Of course, a judicious sprinkle of spices, some maple syrup and even a bit of sweet potato can deepen and enhance the flavor.
The Taste Tests
My journey to learn the art and science of the ideal pie has been long. Very, very long. I’ve baked a total of 10 pies over the past three months. I wanted to perfect my pie by Thanksgiving — but that didn’t happen. Instead, I berated my Thanksgiving guests: “You’re saying it’s good, but what does that even mean? Be more constructive with your criticism!”
I faced many setbacks: I badly burned a couple of crusts. And, despite all the coaching, I curdled some custard. Take note, folks: Timers and thermometers are key.
But finally, in mid-December, I brought in two pies that combined all that I had learned to face my toughest critics yet: NPR’s Science Desk.
For one pie, I used freshly roasted squash and cream cheese. I made the other with canned pumpkin. One of the crusts had some shortening, whereas the other was pure butter. And I used a good shot of vodka in both, of course.
Each pie had its fans.
My editor, Maria Godoy*, liked the cream cheese. “It’s like creamy pumpkin… Like, if pumpkin were milk.”

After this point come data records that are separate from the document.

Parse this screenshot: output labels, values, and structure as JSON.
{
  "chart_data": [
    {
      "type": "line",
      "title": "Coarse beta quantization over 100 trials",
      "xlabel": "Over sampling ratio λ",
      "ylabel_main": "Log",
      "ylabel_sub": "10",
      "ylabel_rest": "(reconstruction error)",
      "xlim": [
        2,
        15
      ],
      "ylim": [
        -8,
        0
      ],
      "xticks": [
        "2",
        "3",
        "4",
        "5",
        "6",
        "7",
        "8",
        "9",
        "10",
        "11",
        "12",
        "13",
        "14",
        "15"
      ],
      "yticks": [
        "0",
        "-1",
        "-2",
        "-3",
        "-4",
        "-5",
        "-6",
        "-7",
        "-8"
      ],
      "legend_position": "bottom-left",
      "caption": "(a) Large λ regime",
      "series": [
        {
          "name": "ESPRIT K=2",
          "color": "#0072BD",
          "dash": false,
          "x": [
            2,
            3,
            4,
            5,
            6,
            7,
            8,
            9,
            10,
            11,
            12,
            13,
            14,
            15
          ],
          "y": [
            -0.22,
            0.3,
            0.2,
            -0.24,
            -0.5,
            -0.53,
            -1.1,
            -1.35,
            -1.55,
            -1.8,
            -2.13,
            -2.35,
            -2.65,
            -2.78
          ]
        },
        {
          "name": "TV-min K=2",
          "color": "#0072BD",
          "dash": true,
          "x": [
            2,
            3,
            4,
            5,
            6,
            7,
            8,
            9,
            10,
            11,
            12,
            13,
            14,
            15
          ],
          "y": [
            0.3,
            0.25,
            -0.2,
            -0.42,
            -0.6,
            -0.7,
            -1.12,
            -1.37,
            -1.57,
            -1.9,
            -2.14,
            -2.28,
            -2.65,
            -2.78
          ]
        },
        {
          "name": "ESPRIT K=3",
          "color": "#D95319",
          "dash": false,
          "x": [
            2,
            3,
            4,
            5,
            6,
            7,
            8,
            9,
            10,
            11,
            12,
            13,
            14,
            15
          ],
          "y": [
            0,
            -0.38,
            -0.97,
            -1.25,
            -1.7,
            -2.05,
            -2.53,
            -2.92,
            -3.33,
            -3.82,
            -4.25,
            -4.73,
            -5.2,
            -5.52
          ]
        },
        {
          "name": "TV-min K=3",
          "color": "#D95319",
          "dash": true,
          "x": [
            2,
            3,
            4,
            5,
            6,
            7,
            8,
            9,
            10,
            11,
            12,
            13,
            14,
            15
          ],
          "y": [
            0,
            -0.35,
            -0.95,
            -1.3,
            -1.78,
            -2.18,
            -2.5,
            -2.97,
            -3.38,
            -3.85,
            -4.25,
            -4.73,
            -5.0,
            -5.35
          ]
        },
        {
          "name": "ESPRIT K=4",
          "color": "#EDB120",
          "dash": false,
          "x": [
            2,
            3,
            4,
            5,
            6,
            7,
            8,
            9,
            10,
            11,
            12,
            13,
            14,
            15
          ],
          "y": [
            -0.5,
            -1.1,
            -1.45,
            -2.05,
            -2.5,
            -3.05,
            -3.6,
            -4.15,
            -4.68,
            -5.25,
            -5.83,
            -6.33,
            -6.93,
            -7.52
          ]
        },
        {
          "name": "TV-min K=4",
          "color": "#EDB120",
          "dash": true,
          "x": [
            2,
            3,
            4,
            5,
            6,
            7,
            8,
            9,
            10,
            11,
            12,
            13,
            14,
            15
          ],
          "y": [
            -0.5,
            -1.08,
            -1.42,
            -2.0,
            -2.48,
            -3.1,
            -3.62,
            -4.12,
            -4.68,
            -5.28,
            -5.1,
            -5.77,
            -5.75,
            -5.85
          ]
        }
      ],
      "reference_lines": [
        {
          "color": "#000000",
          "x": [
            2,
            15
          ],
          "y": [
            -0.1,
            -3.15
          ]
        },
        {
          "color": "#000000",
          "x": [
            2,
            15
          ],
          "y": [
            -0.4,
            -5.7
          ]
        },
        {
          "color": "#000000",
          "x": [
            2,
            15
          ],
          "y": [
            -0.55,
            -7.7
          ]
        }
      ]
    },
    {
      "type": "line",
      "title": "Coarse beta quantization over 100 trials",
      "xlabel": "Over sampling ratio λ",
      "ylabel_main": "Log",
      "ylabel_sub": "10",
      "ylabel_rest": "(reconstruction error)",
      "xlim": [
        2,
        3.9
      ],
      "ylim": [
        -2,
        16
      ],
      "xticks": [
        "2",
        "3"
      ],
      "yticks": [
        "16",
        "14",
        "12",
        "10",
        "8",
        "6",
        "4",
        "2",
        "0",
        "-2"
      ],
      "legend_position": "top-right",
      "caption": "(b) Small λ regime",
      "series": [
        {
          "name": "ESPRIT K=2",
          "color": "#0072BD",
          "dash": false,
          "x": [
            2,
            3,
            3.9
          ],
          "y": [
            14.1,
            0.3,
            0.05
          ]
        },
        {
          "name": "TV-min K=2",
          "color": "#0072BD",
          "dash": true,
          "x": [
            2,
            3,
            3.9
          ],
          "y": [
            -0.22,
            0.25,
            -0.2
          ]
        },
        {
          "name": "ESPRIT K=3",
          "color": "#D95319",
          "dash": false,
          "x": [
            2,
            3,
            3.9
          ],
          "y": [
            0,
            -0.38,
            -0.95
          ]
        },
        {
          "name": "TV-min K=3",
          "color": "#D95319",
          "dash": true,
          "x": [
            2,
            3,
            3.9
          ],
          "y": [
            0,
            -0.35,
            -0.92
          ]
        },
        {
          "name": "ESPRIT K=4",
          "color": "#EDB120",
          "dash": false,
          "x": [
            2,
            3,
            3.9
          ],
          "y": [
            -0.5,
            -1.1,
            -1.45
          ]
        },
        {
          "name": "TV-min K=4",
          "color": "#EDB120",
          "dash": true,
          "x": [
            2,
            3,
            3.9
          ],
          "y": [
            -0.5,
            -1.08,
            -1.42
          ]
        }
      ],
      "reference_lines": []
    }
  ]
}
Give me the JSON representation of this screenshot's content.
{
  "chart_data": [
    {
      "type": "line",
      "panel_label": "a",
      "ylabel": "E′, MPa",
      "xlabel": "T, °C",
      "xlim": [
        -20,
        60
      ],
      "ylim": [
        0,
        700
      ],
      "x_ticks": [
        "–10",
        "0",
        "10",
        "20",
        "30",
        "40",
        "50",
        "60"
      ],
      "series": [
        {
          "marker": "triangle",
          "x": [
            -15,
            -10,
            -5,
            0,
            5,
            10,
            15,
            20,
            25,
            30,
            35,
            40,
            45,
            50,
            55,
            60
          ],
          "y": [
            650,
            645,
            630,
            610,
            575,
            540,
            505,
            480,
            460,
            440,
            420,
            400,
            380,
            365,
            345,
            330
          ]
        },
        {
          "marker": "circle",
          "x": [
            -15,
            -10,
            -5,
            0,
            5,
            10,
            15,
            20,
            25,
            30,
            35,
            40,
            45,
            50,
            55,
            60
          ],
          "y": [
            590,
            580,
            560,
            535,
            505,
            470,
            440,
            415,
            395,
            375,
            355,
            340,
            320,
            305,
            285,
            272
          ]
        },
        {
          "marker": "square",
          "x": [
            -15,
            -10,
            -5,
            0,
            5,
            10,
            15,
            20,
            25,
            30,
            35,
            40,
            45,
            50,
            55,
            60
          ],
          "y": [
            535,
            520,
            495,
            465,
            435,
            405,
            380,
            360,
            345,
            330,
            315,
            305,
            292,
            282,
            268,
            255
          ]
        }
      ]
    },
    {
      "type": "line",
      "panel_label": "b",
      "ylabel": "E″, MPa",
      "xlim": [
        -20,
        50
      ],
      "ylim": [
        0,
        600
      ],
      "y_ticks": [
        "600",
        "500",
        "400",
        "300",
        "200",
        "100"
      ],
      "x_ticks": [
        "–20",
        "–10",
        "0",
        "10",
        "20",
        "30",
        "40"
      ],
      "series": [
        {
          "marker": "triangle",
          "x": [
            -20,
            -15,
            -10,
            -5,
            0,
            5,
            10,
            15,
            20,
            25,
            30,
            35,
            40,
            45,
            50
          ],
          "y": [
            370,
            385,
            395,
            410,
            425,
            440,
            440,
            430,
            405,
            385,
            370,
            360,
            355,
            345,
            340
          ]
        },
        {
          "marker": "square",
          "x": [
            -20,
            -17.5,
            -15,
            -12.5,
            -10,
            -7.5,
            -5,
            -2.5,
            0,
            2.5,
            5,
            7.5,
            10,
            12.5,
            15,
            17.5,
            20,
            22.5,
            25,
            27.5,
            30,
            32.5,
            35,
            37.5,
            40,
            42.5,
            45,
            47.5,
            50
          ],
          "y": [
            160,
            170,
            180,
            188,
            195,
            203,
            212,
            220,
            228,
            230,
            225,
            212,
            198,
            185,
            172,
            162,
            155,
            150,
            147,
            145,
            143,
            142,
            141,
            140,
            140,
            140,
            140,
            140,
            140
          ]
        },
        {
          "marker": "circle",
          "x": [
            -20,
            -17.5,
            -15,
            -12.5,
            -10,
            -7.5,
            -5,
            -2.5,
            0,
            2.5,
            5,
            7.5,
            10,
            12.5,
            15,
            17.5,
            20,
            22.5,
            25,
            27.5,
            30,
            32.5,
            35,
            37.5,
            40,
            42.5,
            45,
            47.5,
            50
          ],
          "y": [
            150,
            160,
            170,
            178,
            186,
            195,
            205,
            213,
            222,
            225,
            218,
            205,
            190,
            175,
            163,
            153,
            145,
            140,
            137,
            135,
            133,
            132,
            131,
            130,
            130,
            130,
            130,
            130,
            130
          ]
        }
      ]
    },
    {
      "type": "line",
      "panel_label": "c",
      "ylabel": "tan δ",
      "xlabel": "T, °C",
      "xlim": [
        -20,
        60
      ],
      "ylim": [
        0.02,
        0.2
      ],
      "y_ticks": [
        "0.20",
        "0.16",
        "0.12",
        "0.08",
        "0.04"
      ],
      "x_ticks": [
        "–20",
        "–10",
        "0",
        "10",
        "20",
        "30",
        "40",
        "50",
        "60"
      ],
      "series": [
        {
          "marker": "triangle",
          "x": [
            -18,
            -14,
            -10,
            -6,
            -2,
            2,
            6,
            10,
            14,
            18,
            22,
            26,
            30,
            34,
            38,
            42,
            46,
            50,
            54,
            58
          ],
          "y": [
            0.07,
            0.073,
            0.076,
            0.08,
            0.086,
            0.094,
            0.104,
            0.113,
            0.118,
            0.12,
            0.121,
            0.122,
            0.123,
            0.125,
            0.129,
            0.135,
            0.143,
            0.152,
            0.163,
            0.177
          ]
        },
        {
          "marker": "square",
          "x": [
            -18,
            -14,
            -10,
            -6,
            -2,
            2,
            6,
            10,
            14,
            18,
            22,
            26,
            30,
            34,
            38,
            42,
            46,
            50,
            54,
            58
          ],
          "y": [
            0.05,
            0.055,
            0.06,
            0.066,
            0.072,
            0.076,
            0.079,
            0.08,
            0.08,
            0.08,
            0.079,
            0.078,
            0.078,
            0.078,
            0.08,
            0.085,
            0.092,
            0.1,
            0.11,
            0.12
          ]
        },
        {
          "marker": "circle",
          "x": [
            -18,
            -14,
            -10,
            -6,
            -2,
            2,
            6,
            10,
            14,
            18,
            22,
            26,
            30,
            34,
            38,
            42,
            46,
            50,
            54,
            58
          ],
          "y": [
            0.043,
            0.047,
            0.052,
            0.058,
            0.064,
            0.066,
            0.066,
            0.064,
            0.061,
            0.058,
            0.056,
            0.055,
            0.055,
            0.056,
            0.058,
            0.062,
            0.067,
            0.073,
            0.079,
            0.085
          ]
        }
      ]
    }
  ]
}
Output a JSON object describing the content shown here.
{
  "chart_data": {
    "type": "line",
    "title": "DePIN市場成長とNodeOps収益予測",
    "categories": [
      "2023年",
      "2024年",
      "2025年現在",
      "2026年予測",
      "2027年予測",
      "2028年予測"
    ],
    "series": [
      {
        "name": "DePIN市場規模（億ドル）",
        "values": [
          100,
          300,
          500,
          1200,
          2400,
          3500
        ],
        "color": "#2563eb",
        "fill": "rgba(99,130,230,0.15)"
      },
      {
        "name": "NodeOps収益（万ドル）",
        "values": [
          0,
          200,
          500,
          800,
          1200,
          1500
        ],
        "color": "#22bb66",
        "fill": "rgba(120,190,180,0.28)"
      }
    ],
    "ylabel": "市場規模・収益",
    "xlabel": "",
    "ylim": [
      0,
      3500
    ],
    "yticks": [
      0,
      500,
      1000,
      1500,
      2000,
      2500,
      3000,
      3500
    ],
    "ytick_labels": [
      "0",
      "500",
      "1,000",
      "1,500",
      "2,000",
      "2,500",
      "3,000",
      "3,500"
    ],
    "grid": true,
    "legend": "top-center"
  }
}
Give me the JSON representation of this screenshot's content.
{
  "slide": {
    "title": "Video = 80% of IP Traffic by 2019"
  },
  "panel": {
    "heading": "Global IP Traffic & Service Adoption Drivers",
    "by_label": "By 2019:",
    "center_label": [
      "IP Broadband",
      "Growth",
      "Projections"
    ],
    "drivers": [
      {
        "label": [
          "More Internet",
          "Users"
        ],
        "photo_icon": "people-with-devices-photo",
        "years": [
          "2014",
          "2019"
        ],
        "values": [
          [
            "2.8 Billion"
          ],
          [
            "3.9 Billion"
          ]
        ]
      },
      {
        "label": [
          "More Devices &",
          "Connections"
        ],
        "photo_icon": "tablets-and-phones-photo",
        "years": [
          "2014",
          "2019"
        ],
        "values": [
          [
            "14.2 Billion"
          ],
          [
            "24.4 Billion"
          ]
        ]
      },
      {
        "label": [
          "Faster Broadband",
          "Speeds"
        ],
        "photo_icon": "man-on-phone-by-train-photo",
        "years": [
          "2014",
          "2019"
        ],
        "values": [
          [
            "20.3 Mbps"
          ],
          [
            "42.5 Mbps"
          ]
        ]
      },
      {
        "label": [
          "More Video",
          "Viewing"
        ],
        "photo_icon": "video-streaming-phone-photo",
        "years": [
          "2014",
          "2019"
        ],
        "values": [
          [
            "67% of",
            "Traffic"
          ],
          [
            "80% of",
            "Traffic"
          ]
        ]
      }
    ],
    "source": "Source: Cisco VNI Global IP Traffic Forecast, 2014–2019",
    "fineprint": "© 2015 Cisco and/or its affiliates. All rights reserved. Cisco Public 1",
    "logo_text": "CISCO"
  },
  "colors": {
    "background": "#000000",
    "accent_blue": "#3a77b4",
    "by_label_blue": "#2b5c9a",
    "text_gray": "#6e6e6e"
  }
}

NPR Skunk Bear’s Adam Cole disagreed: “Not my cup of tea.” He liked the canned pumpkin better. [*Editor’s note: Adam has an admitted preference for bland food.]
Photo editor Ryan Kellman said he was divided, insisting “I need to probably to eat a lot more of this” in order to decide.
And science correspondent Geoff Brumfield was no help at all: “I mean, I’m just here to eat some pie.”
I’m still not satisfied. A bit more ginger may have given the pies more kick. The cream cheese filling didn’t taste pumpkin-y enough, and the other one tasted perhaps too pumpkin-y. Maybe I should have baked the crusts a bit longer. Maybe I should have cooked the custard a bit less.
True perfection — and success — remain just beyond reach. Guess I’ll have to pie, pie again.